The late-December date was later incorporated into the Christian liturgical calendar where Advent is a time of preparation for the birth of Jesus.
It’s hardly news to comment on the commercialisation of Christmas or the commodification of the season of Advent.
Black Friday and its multimillion-euro splurge means the Christmas spending spree now starts at the end of November.
An estimated 60% of us were planning to shop online and continue until Cyber Monday, just gone. This year, consumers were reminded to shop local and take into account the environmental impact of packaging, delivery, and factory production.

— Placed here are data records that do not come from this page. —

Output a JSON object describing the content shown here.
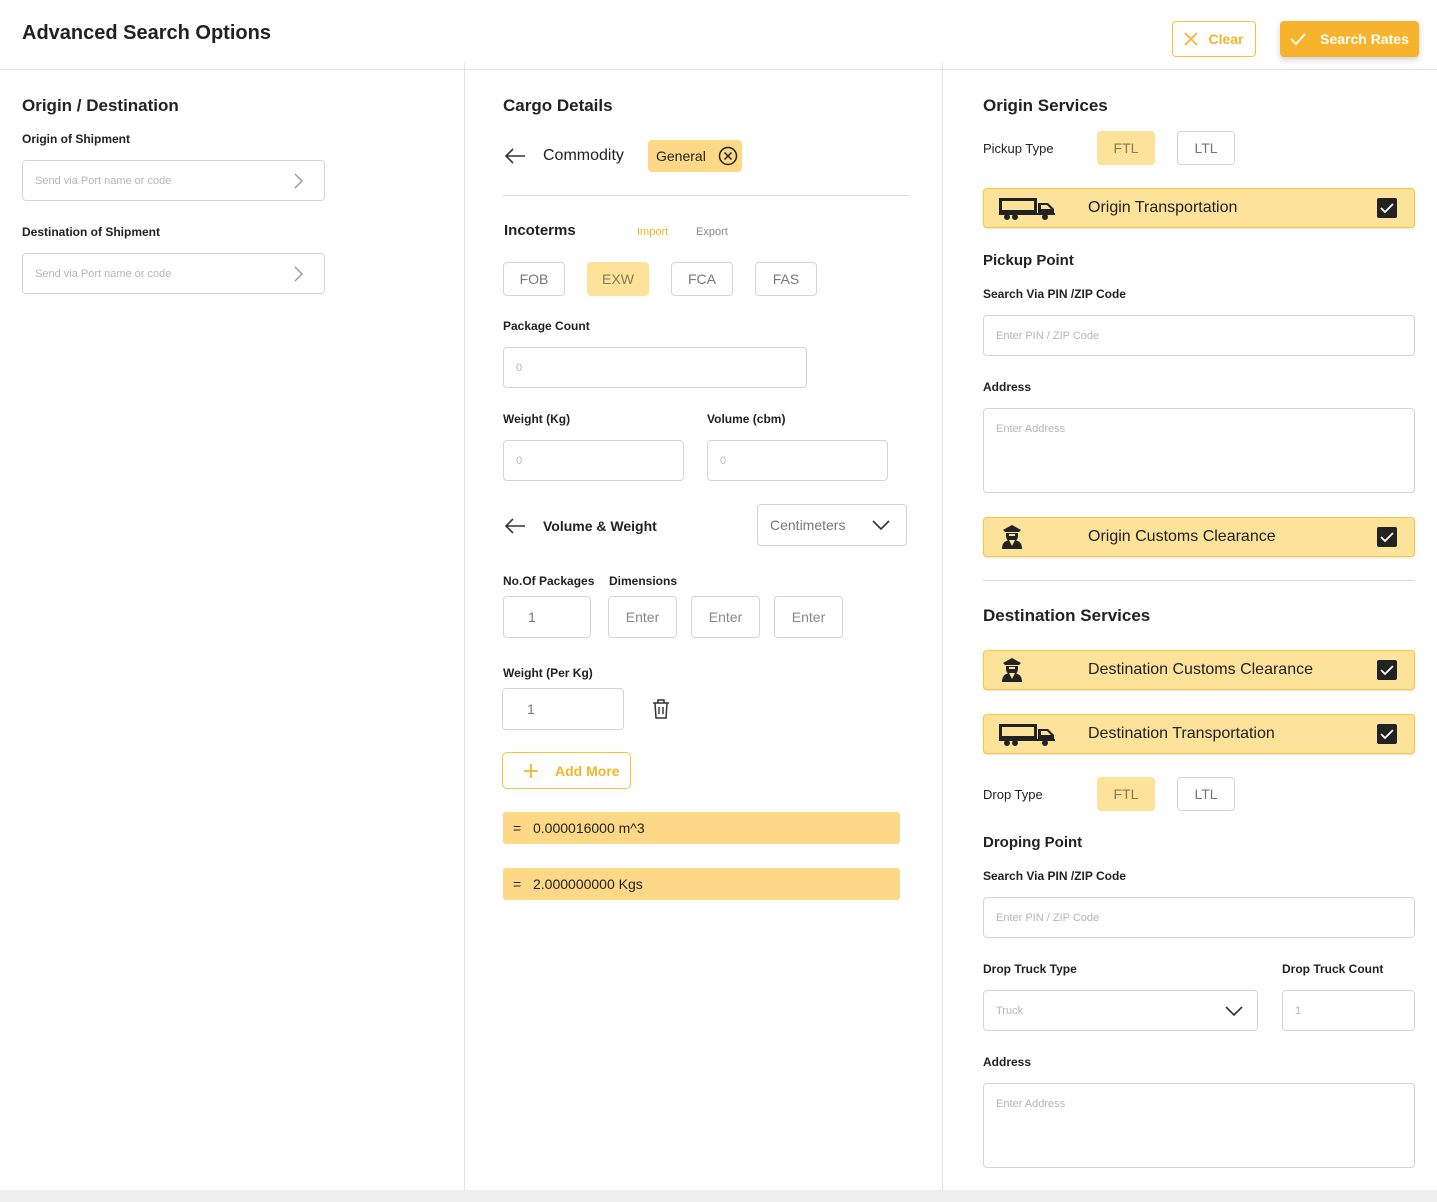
{
  "header": {
    "title": "Advanced Search Options",
    "clear_label": "Clear",
    "search_label": "Search Rates"
  },
  "origin_destination": {
    "title": "Origin / Destination",
    "origin_label": "Origin of Shipment",
    "origin_placeholder": "Send via  Port name or code",
    "destination_label": "Destination of Shipment",
    "destination_placeholder": "Send via  Port name or code"
  },
  "cargo": {
    "title": "Cargo Details",
    "commodity_label": "Commodity",
    "commodity_tag": "General",
    "incoterms_label": "Incoterms",
    "import_label": "Import",
    "export_label": "Export",
    "incoterms": [
      "FOB",
      "EXW",
      "FCA",
      "FAS"
    ],
    "selected_incoterm": "EXW",
    "package_count_label": "Package Count",
    "package_count_placeholder": "0",
    "weight_label": "Weight (Kg)",
    "weight_placeholder": "0",
    "volume_label": "Volume (cbm)",
    "volume_placeholder": "0",
    "volume_weight_label": "Volume & Weight",
    "unit_select": "Centimeters",
    "packages_label": "No.Of Packages",
    "packages_value": "1",
    "dimensions_label": "Dimensions",
    "dim_placeholders": [
      "Enter",
      "Enter",
      "Enter"
    ],
    "weight_per_label": "Weight (Per Kg)",
    "weight_per_value": "1",
    "add_more_label": "Add More",
    "result_eq": "=",
    "result_volume": "0.000016000  m^3",
    "result_weight": "2.000000000  Kgs"
  },
  "origin_services": {
    "title": "Origin Services",
    "pickup_type_label": "Pickup Type",
    "pickup_types": [
      "FTL",
      "LTL"
    ],
    "selected_pickup_type": "FTL",
    "transport_label": "Origin Transportation",
    "transport_checked": true,
    "pickup_point_title": "Pickup Point",
    "pin_label": "Search Via PIN /ZIP Code",
    "pin_placeholder": "Enter PIN / ZIP Code",
    "address_label": "Address",
    "address_placeholder": "Enter Address",
    "customs_label": "Origin Customs Clearance",
    "customs_checked": true
  },
  "destination_services": {
    "title": "Destination Services",
    "customs_label": "Destination Customs Clearance",
    "customs_checked": true,
    "transport_label": "Destination Transportation",
    "transport_checked": true,
    "drop_type_label": "Drop Type",
    "drop_types": [
      "FTL",
      "LTL"
    ],
    "selected_drop_type": "FTL",
    "droping_point_title": "Droping Point",
    "pin_label": "Search Via PIN /ZIP Code",
    "pin_placeholder": "Enter PIN / ZIP Code",
    "truck_type_label": "Drop Truck Type",
    "truck_type_placeholder": "Truck",
    "truck_count_label": "Drop Truck Count",
    "truck_count_placeholder": "1",
    "address_label": "Address",
    "address_placeholder": "Enter Address"
  },
  "colors": {
    "accent": "#f7b32b",
    "accent_light": "#fde29a",
    "result_bar": "#fdd987"
  }
}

Against that background, the Advent calendar is small fry. I’d even argue that the spirit of those calendars, even the most commercial ones, captures something of the wonder of this time of year. It slows us down and offers chinks of light in the darkness.
And there’s the word, ‘chink’, that brings me back every year to Patrick Kavanagh’s emotive poem ‘Advent’: “ We have tested and tasted too much lover- /Through a chink too wide there comes in no wonder.”

The opening lines have a different resonance at a time when testing for Covid-19 is such a regular occurrence, though there has been renewed talk of wonder. We have tried, at least, to develop a new appreciation of the world when we witnessed so much of it being taken away with loss of life, livelihoods, and daily freedoms.
We may not be eating dry black bread and sugarless tea in the Advent-darkened room, as the Monaghan poet was, but our recent experience of deprivation, in so many forms, certainly has the power to “ charm back the luxury of a child’s soul”, as he so beautifully put it.
For all the hardships of the last, awful, 20 months, there has been a new-found appreciation of the small glories of everyday living. We have seen, as Kavanagh hoped we might, the “ newness that was in every stale thing/When we looked at it as children”.
For him, that was the “ spirit-shocking wonder in a black slanting Ulster hill” and watching “ the whins/And the bog-holes, cart-tracks, old stables where Time begins.”
He also talks of “dreeping hedges”; is there any better word to describe the creeping drip weighing down a winter hedge?
What strikes a chord for me now, though, is Kavanagh’s last line: “ And Christ comes with a January flower.”
I don’t read that in a religious way, but as a reminder that light returns, and with it, hope. Let’s count down to that.